Mr. Houphouët-Boigny had exhibited his own authoritarian streak, but he was gregarious and widely admired, and he had been in power during an economic boom. Mr. Bédié was forced to govern through an extended downturn in the mid-1990s followed by an extensive corruption scandal. Public frustration stewed, and in December 1999 the military toppled him in a coup.

Mr. Bédié fled by French military helicopter to nearby Togo, then to Paris. But he returned in 2002 and took up the mantle of opposition against his military-appointed successor, Gen. Robert Guéï.

Thanks in part to Mr. Bédié’s divisive rhetoric, Ivory Coast suffered through a long civil war, during which General Guéï was killed and power teetered between Mr. Ouattara and another rival, Laurent Gbagbo.

The two men, plus Mr. Bédié, ran for the presidency in 2010, with Mr. Bédié coming in third. In the runoff, Mr. Bédié supported Mr. Ouattara, his old rival. Mr. Ouattara’s victory over Mr. Gbagbo set off a second civil war.

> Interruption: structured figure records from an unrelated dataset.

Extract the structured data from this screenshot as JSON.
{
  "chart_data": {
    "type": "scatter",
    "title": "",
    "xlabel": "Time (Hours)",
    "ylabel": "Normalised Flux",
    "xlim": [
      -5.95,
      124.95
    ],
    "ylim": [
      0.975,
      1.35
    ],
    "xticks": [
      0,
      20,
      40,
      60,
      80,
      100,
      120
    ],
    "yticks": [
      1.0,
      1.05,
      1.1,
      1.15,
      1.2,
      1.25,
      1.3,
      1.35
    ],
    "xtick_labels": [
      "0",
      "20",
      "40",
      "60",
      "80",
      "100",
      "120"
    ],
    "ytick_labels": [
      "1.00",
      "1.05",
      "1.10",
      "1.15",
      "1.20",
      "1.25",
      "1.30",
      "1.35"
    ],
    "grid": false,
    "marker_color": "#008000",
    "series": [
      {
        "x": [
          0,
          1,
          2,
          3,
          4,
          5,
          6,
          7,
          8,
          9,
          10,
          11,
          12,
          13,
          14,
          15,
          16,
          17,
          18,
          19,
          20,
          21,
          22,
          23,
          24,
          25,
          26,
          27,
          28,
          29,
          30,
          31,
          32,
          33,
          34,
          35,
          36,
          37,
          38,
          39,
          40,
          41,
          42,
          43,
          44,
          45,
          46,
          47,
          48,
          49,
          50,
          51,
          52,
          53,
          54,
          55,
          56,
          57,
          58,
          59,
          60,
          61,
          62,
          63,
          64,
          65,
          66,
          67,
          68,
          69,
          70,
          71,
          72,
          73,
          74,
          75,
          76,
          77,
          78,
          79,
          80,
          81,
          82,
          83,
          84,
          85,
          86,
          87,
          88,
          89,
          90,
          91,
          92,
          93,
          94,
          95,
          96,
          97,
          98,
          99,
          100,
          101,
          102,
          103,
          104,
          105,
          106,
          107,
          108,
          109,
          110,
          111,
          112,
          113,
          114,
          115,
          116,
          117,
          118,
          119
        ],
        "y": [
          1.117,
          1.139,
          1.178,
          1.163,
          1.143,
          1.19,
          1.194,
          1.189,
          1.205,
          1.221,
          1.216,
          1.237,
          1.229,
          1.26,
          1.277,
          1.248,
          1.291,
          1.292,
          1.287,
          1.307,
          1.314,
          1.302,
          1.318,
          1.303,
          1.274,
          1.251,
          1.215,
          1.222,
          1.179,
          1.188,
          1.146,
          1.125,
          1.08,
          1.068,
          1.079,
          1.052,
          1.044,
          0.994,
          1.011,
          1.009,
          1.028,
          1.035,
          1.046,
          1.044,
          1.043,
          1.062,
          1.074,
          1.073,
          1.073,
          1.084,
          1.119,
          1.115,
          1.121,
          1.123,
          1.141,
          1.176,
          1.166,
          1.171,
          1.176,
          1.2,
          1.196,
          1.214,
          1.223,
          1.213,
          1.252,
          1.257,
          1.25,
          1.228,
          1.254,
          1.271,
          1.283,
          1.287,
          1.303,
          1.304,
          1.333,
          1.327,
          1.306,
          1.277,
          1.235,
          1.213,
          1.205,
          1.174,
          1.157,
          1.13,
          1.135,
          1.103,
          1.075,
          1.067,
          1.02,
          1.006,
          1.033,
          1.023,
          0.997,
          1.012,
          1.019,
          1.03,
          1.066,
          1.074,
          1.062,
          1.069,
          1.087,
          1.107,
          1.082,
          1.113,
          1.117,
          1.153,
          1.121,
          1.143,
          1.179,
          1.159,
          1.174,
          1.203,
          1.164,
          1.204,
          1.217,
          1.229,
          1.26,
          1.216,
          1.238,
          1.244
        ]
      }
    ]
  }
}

It also established Mr. Bédié as a kingmaker in Ivorian politics, if not a viable political candidate. He ran again for the presidency in 2020, winning less than 2 percent of the vote. Mr. Ouattara, who had won re-election in 2015, was once more the victor, and remains the country’s president.

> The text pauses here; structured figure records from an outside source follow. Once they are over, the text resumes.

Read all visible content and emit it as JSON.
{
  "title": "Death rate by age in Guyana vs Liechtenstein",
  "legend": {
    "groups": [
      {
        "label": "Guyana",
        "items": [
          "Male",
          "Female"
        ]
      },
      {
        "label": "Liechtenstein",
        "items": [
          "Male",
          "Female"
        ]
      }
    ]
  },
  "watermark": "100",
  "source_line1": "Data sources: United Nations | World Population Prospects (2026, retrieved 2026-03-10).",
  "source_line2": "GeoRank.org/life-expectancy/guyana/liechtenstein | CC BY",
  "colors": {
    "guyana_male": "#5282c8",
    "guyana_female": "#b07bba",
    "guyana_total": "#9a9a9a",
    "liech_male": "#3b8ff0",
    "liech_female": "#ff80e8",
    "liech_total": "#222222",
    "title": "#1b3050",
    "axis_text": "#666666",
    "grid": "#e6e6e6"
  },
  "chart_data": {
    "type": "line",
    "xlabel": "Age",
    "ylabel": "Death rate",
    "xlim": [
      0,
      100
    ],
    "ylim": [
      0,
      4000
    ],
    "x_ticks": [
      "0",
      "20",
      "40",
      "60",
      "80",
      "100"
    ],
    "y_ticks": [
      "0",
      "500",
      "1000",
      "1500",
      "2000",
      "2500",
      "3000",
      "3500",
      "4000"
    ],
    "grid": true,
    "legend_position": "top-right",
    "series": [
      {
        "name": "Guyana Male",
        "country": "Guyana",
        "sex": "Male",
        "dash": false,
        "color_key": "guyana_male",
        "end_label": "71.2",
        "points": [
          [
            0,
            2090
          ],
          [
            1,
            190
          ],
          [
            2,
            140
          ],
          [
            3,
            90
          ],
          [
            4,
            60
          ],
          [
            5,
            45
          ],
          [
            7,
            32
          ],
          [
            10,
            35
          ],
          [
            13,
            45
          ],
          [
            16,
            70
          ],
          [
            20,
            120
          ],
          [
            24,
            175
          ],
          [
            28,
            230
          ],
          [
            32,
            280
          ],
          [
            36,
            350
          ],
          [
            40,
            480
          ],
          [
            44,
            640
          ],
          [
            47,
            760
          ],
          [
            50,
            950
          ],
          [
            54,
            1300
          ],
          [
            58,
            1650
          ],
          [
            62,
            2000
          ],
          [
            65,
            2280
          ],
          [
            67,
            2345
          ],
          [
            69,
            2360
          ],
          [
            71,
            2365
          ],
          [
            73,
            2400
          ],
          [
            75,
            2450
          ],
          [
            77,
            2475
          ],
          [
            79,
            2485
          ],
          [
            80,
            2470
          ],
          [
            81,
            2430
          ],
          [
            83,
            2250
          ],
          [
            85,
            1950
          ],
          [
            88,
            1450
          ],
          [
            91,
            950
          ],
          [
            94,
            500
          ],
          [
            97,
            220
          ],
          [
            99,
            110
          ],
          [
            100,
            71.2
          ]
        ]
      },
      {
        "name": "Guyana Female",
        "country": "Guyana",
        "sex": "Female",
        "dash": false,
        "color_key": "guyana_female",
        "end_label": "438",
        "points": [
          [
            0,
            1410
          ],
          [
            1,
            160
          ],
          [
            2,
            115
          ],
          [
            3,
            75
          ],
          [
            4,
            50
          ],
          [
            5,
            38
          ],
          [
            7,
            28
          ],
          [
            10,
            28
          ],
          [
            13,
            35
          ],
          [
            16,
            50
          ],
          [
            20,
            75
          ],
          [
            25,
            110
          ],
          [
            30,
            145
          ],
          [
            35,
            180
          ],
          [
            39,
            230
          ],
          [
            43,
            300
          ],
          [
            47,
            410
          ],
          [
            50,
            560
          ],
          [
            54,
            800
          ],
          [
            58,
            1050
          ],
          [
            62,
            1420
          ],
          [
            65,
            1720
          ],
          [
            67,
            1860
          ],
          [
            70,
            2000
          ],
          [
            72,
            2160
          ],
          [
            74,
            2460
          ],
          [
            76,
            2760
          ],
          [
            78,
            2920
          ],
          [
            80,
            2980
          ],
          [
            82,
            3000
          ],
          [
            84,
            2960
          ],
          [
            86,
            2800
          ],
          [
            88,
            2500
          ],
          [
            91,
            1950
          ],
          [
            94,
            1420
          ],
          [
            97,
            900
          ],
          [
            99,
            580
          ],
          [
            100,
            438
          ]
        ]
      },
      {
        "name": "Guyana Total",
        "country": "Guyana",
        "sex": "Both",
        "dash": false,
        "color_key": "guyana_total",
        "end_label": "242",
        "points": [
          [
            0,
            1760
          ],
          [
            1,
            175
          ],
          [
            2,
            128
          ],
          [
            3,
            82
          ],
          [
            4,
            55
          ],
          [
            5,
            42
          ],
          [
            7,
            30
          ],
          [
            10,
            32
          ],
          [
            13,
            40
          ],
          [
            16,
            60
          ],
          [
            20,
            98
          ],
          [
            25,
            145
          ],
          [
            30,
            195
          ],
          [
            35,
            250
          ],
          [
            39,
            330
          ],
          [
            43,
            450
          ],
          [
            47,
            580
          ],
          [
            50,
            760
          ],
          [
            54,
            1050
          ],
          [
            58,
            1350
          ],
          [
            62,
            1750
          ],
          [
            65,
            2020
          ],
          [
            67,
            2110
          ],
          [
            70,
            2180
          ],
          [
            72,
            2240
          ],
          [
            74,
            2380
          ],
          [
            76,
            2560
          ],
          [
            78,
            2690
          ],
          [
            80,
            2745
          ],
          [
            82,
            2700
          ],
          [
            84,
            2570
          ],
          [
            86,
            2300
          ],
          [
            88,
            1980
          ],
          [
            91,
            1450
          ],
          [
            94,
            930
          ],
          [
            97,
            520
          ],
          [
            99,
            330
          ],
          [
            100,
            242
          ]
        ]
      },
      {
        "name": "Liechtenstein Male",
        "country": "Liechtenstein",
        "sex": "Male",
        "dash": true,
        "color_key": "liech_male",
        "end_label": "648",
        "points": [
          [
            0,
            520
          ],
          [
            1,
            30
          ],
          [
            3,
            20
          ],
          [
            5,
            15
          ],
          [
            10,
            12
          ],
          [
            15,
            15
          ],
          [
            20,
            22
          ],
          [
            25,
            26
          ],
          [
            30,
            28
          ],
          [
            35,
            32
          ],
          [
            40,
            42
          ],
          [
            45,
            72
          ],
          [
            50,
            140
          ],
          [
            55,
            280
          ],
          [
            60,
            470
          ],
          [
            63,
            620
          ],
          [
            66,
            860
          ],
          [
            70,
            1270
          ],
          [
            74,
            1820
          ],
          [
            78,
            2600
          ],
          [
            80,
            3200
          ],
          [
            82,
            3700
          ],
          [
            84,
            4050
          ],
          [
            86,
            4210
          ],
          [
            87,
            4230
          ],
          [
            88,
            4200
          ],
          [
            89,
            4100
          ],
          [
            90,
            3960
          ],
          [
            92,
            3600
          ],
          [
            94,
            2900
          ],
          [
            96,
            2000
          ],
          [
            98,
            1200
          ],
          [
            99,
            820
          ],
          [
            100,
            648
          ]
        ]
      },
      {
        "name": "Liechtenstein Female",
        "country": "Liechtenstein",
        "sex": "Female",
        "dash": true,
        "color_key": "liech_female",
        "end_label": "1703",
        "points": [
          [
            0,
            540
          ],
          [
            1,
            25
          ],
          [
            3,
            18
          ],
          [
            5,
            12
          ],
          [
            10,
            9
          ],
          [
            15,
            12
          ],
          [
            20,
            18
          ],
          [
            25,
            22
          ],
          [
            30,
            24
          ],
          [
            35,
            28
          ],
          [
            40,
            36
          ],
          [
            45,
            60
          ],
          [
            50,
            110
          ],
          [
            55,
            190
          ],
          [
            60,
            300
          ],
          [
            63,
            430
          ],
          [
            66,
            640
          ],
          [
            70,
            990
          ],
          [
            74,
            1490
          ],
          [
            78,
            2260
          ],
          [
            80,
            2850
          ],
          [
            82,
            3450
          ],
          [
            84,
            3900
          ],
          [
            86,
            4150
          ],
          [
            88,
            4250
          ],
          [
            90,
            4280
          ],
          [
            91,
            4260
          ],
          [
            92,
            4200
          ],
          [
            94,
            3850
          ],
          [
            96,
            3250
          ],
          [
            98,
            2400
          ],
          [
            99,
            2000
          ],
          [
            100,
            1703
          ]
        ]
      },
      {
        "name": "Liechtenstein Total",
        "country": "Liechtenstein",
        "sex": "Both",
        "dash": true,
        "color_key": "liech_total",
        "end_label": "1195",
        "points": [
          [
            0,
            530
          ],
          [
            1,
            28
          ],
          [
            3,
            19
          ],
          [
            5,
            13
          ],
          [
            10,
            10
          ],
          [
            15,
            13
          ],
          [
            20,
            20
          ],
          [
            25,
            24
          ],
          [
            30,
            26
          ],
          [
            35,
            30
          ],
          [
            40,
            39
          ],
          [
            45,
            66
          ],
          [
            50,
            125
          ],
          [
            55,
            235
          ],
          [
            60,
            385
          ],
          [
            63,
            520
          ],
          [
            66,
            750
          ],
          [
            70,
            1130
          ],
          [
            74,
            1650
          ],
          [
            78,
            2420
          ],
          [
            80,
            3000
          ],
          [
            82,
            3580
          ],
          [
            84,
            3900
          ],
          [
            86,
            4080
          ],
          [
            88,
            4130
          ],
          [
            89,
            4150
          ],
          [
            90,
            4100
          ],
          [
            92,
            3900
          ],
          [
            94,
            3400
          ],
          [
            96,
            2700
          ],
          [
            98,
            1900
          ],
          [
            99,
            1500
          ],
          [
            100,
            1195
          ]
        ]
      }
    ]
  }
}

At his death, Mr. Bédié was said to be considering another run for the presidency, in 2025.

Aimé Henri Konan Bédié was born on May 5, 1934, in Dadiékro, about 150 miles north of coastal Abidjan in what was then called French West Africa. His parents were cocoa farmers.

His family was far from wealthy, but he excelled in school and was one of 100 students granted a scholarship to study in France. He received his law degree from Poitiers in 1958 and a doctorate in economics from the same institution in 1969.

After earning his law degree, Mr. Bédié returned to Ivory Coast to help the country prepare for independence; he was assigned to the office designing the national social security system. He joined the French diplomatic service in 1959 and moved to Washington.

He married Henriette Koizan Bomo in 1957. They had four children. Further information on survivors was not immediately available.